The ring of office was loose, as it had been the first time he’d worn it as Regent, not like the months afterwards when it had fitted his index finger so closely he scarcely felt its weight as separate from his body, grafting authority onto him, and still there had been so much he couldn’t do. And now?
‘Then I say that . . . Then I . . .’ How had he imagined this happening when the time finally came? What words had he been going to use?

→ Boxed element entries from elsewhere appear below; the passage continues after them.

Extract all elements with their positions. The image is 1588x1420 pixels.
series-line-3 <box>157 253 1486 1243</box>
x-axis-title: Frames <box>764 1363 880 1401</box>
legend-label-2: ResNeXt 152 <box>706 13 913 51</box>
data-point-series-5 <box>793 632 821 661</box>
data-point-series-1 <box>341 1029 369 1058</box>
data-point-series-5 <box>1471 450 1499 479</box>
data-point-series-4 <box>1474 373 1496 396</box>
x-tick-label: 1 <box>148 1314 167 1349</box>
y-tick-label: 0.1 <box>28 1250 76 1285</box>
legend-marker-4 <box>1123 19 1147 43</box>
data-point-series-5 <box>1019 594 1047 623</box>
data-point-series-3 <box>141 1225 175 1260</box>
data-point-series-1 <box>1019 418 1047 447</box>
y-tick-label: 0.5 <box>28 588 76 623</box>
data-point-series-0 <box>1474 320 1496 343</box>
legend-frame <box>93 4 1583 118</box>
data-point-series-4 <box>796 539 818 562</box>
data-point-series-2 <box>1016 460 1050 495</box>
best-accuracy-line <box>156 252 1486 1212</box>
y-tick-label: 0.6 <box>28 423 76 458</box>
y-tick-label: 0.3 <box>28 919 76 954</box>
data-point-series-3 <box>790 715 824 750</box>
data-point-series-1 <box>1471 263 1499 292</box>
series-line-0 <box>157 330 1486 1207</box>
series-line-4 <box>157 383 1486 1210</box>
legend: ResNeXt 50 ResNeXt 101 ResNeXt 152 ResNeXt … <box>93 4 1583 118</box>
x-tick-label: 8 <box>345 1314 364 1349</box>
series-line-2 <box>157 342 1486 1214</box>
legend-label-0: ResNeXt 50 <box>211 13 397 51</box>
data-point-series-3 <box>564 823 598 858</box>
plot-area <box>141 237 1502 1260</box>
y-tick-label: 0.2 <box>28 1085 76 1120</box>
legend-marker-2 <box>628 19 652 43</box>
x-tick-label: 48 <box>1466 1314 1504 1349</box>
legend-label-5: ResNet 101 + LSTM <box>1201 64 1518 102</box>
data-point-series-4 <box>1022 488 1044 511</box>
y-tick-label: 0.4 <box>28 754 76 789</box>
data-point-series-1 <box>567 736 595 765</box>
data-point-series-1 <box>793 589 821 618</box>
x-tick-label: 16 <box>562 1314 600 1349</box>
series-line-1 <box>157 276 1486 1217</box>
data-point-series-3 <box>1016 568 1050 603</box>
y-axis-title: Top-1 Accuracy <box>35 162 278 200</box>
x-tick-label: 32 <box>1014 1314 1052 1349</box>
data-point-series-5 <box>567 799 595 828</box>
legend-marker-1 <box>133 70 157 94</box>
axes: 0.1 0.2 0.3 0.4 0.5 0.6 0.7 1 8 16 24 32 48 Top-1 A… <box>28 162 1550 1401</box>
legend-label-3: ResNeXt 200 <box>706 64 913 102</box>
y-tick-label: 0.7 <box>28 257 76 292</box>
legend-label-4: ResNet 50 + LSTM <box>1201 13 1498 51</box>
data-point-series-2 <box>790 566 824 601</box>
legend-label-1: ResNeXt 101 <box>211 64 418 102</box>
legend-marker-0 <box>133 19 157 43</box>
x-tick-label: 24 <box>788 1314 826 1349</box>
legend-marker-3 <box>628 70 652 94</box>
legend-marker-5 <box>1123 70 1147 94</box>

For of course he had thought about it, over the years, weighing different phrases that had sounded good, enough to string something simple together, at least . . . ‘Slavery is to be abolished,’ he said, ‘everywhere in the Empire.’
Makaria nodded. ‘All right.’
He didn’t quite like the way that sounded, too mild and soft, as if she were only humouring him and it didn’t matter what he said. He urged, ‘Write it, write it down.’
Makaria looked anxiously round at the ruins, letting out a small grunt of powerlessness, but the Praetorian felt in the ragged remains of the jacket he’d laid over Marcus and handed her a little pad and a pen.
‘From now,’ Marcus rasped out as she wrote. ‘From right now.’
She folded his fingers around the pen and guided it through the shapes of his long name.
Marcus felt a thin flow of relief, and with it, some slight remaining strength suddenly spilling out of him. What little force of his own had been in the hand that held the pen lapsed away.
Makaria bent closer, pale stripes of tears on her face. ‘Look, Marcus— Don’t just— I can hear them coming, I can
see
them. Just keep listening to me, just wait a little longer, you’ll be fine . . .’
Marcus said, ‘You wouldn’t have done this if you thought that,’ and then realised dimly that he hadn’t said it, hadn’t spoken at all. It didn’t seem worth the effort of trying again, only to say that.
He turned slow eyes up to the punctured roof again. The Colosseum had been built for people to die in. That thought should have been chilling, but somehow it was not, it almost comforted him in the solitude that crept through him inch by inch, for all that Makaria hadn’t let go of his hand.
Then the medics did climb in, on ladders propped against the walls of the box, over the wreckage of the screens. The colours of their uniforms flashed around Marcus indistinctly, like wings. Then there were fingers on his throat again, and pain and cold hollowing him out. So many people, so much noise and movement filling the place, piling over him, that Marcus felt himself recede, helplessly, to make room for them.